The government’s original tax proposal set a flat-rate levy of €9,300 per device or table, but this amount has since been reduced by between 40% and 60%. Šipoš estimates the policy change results in an annual loss of around €52 million for the state, describing the move as a “tax bonus” for large gambling firms.
Advocating for Robust Tax Structures
Šipoš maintains that reversing the levy reductions and adopting steeper taxes would aid in increasing public funds and curbing problem gambling. He argues that the lowered rates disproportionately benefit large corporations, leaving Slovak citizens vulnerable, and that a more rigorous tax regime would encourage greater industry responsibility.
The opposition advocates for Slovakia to align its gambling taxes with models found in other European states. Šipoš highlights Austria and Poland as reference points, proposing that Slovakia could potentially generate up to €300 million annually by following their approaches. Currently, Poland imposes a 50% tax on gross gaming revenue (GGR), while Austria’s rate is 30% GGR.
Existing Slovak Gambling Tax Structure
Device Type | Flat-Rate Levy | Additional GGR Tax |
---|---|---|
Player-operated devices | €4,700 | 27% |
Slot machines in gaming halls | €4,400 | 27% |
Video terminals in venues | €6,000 | 27% |
Slovakia presently employs a mixed tax model that combines a flat-rate device levy with a 27% tax on gross gaming revenue.
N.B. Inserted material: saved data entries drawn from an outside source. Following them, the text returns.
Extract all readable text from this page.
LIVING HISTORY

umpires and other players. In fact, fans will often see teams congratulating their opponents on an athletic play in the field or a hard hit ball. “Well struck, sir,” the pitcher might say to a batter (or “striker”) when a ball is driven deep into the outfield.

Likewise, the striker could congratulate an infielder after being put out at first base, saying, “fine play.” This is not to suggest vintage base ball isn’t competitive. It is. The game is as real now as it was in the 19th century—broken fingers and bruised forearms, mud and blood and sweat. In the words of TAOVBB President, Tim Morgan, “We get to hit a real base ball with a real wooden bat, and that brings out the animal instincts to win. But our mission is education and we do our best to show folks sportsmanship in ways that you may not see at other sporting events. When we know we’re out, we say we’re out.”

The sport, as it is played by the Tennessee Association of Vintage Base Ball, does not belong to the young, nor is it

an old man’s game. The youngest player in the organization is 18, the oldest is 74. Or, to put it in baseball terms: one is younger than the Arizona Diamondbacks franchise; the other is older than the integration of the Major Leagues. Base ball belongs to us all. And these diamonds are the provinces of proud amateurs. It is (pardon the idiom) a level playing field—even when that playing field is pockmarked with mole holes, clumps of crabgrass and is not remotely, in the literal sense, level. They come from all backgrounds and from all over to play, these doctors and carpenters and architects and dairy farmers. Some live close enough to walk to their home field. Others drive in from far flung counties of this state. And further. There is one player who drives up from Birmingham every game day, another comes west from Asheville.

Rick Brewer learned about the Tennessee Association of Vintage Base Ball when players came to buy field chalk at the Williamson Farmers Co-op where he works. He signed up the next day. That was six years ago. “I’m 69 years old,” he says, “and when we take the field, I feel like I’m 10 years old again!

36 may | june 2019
The approved device levies vary, with rates of €4,700 for player-operated machines, €4,400 for each gaming hall slot, and €6,000 for video terminals located in physical establishments.
Concerns Over Gambling Expansion
According to opposition representatives, Slovakia’s current tax structure is insufficient given the recent surge in gambling activity. Július Jakab notes that the average spend on gambling has increased fourfold over recent years, and total player losses reached €1.5 billion last year. Jakab also said:
“These are profits made on human misery, and the government refuses to tax them properly.”
The Slovakia Movement remains committed to pursuing higher taxes and tighter regulation of land-based gambling, contending that increased rates are essential to support the state budget and mitigate the societal impacts of gambling.